The duchess, 37, is championing Together: Our Community Cookbook, showcasing more than 50 recipes from women from the Grenfell community to celebrate the power of cooking in bringing people together.
The Hubb Community Kitchen evolved after a group of women displaced by the fire gathered in the communal kitchen at Al Manaar Muslim Cultural Heritage Centre in west London last summer to prepare fresh food for their families, friends and neighbours.
As they cooked together and shared recipes, word spread of the venture and more women joined in.
The duchess visited in January and has continued to make regular private visits.

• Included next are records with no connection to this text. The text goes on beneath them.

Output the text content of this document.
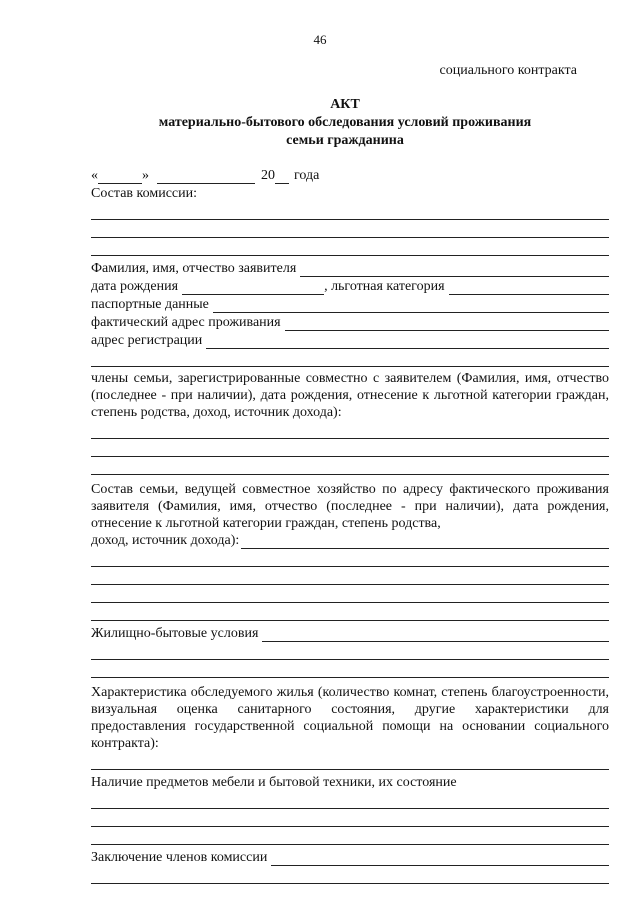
46
социального контракта
АКТ
материально-бытового обследования условий проживания
семьи гражданина
«	»	20 года
Состав комиссии:
Фамилия, имя, отчество заявителя
дата рождения	, льготная категория
паспортные данные
фактический адрес проживания
адрес регистрации
члены семьи, зарегистрированные совместно с заявителем (Фамилия, имя, отчество (последнее - при наличии), дата рождения, отнесение к льготной категории граждан, степень родства, доход, источник дохода):
Состав семьи, ведущей совместное хозяйство по адресу фактического проживания заявителя (Фамилия, имя, отчество (последнее - при наличии), дата рождения, отнесение к льготной категории граждан, степень родства,
доход, источник дохода):
Жилищно-бытовые условия
Характеристика обследуемого жилья (количество комнат, степень благоустроенности, визуальная оценка санитарного состояния, другие характеристики для предоставления государственной социальной помощи на основании социального контракта):
Наличие предметов мебели и бытовой техники, их состояние
Заключение членов комиссии
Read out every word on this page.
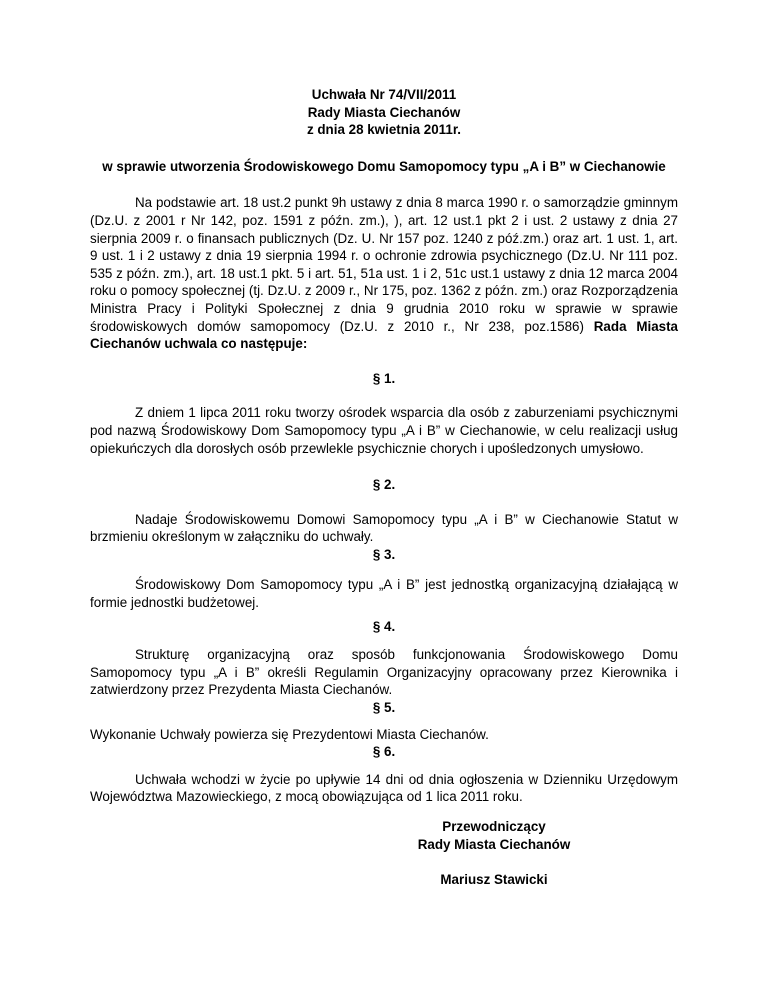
Uchwała Nr 74/VII/2011
Rady Miasta Ciechanów
z dnia 28 kwietnia 2011r.
w sprawie utworzenia Środowiskowego Domu Samopomocy typu „A i B” w Ciechanowie

Na podstawie art. 18 ust.2 punkt 9h ustawy z dnia 8 marca 1990 r. o samorządzie gminnym (Dz.U. z 2001 r Nr 142, poz. 1591 z późn. zm.), ), art. 12 ust.1 pkt 2 i ust. 2 ustawy z dnia 27 sierpnia 2009 r. o finansach publicznych (Dz. U. Nr 157 poz. 1240 z póź.zm.) oraz art. 1 ust. 1, art. 9 ust. 1 i 2 ustawy z dnia 19 sierpnia 1994 r. o ochronie zdrowia psychicznego (Dz.U. Nr 111 poz. 535 z późn. zm.), art. 18 ust.1 pkt. 5 i art. 51, 51a ust. 1 i 2, 51c ust.1 ustawy z dnia 12 marca 2004 roku o pomocy społecznej (tj. Dz.U. z 2009 r., Nr 175, poz. 1362 z późn. zm.) oraz Rozporządzenia Ministra Pracy i Polityki Społecznej z dnia 9 grudnia 2010 roku w sprawie w sprawie środowiskowych domów samopomocy (Dz.U. z 2010 r., Nr 238, poz.1586) Rada Miasta Ciechanów uchwala co następuje:

§ 1.

Z dniem 1 lipca 2011 roku tworzy ośrodek wsparcia dla osób z zaburzeniami psychicznymi pod nazwą Środowiskowy Dom Samopomocy typu „A i B” w Ciechanowie, w celu realizacji usług opiekuńczych dla dorosłych osób przewlekle psychicznie chorych i upośledzonych umysłowo.

§ 2.

Nadaje Środowiskowemu Domowi Samopomocy typu „A i B” w Ciechanowie Statut w brzmieniu określonym w załączniku do uchwały.

§ 3.

Środowiskowy Dom Samopomocy typu „A i B” jest jednostką organizacyjną działającą w formie jednostki budżetowej.

§ 4.

Strukturę organizacyjną oraz sposób funkcjonowania Środowiskowego Domu Samopomocy typu „A i B” określi Regulamin Organizacyjny opracowany przez Kierownika i zatwierdzony przez Prezydenta Miasta Ciechanów.

§ 5.

Wykonanie Uchwały powierza się Prezydentowi Miasta Ciechanów.

§ 6.

Uchwała wchodzi w życie po upływie 14 dni od dnia ogłoszenia w Dzienniku Urzędowym Województwa Mazowieckiego, z mocą obowiązująca od 1 lica 2011 roku.

Przewodniczący
Rady Miasta Ciechanów
Mariusz Stawicki
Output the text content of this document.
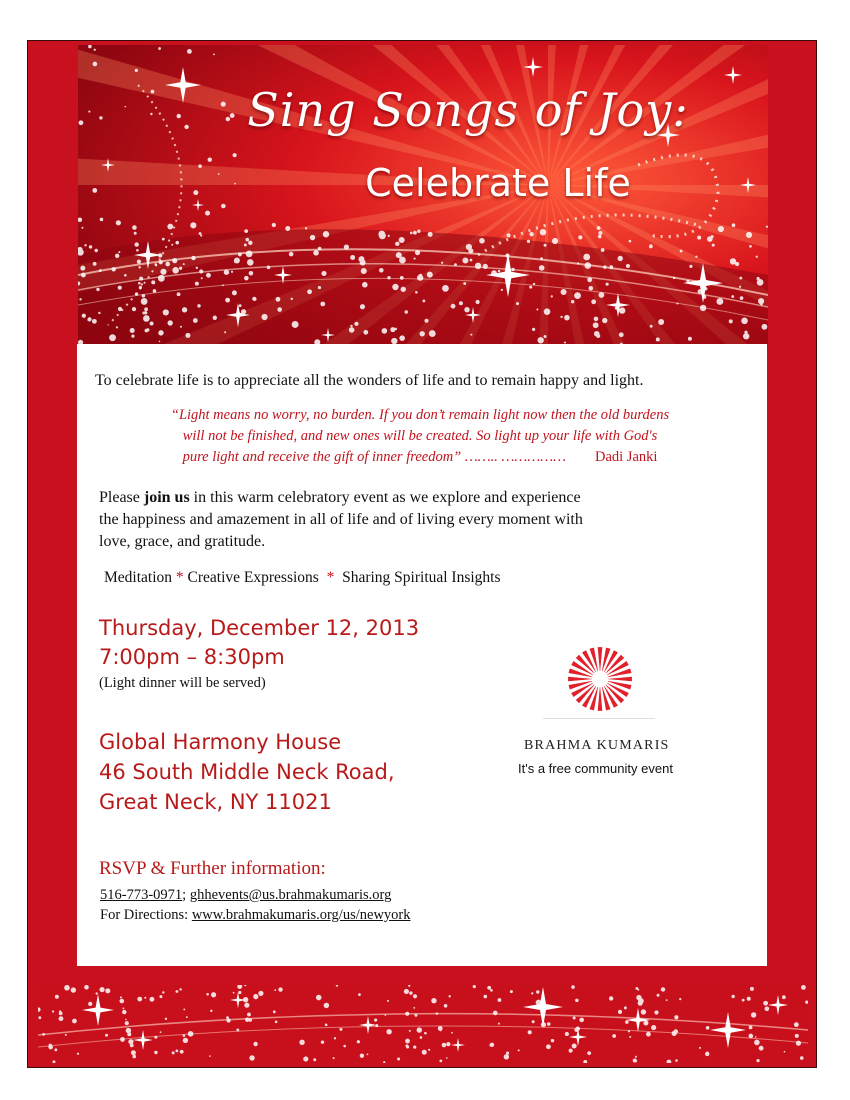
Sing Songs of Joy:
Celebrate Life
To celebrate life is to appreciate all the wonders of life and to remain happy and light.
“Light means no worry, no burden. If you don’t remain light now then the old burdens
will not be finished, and new ones will be created. So light up your life with God's
pure light and receive the gift of inner freedom” …….. …………… Dadi Janki
Please join us in this warm celebratory event as we explore and experience
the happiness and amazement in all of life and of living every moment with
love, grace, and gratitude.
Meditation * Creative Expressions * Sharing Spiritual Insights
Thursday, December 12, 2013
7:00pm – 8:30pm
(Light dinner will be served)
Global Harmony House
46 South Middle Neck Road,
Great Neck, NY 11021
RSVP & Further information:
516-773-0971; ghhevents@us.brahmakumaris.org
For Directions: www.brahmakumaris.org/us/newyork
BRAHMA KUMARIS
It's a free community event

In a foreword to the book she describes being inspired by the women and their passion for cooking as a way of strengthening communities,
as well as how the project empowers women at a grassroots level and how the kitchen is transforming lives and communities through cooking.
Describing her first visit, she writes that she asked how she could help. “An apron was quickly wrapped around me,
I pushed up my sleeves and I found myself washing the rice for lunch … All the aromas percolating in a kitchen filled with countless languages aflutter remains one of my most treasured memories from my first visit to the kitchen.”
She adds: “I immediately felt connected to this community kitchen; it is a place for women to laugh, grieve, cry and cook together. Melding cultural identities under a shared roof, it creates space to feel a sense of normalcy – in its simplest form, the universal need to connect, nurture, and commune through food, through crisis or joy – something we can all relate to.
“Through this charitable endeavour, the proceeds will allow the kitchen to thrive and keep the global spirit of community alive.”
Describing her lifelong interest in the story of food, the duchess reveals: “One of my own favourite meals is collard greens, black-eyed peas and cornbread – a meal I would look forward to throughout my childhood: the smell of yellow onions simmering amongst a slow-cooked pot of greens from my grandma’s back garden; the earthy textures of peas; and a golden loaf of cornbread puff-puffing away to a browned peak in the warmth of the oven.”
It was traditionally eaten on New Year’s Day, she writes. Other favourites include her mother’s gumbo, poutine and other Canadian culinary favourites, and Californian fish tacos.
The book, which features the women’s personal recipes from across Europe, the Middle East, north Africa and the eastern Mediterranean, goes on international sale from this week published by Ebury Press. Supported by The Royal Foundation, the proceeds will go towards sustaining the Hubb Community Kitchen.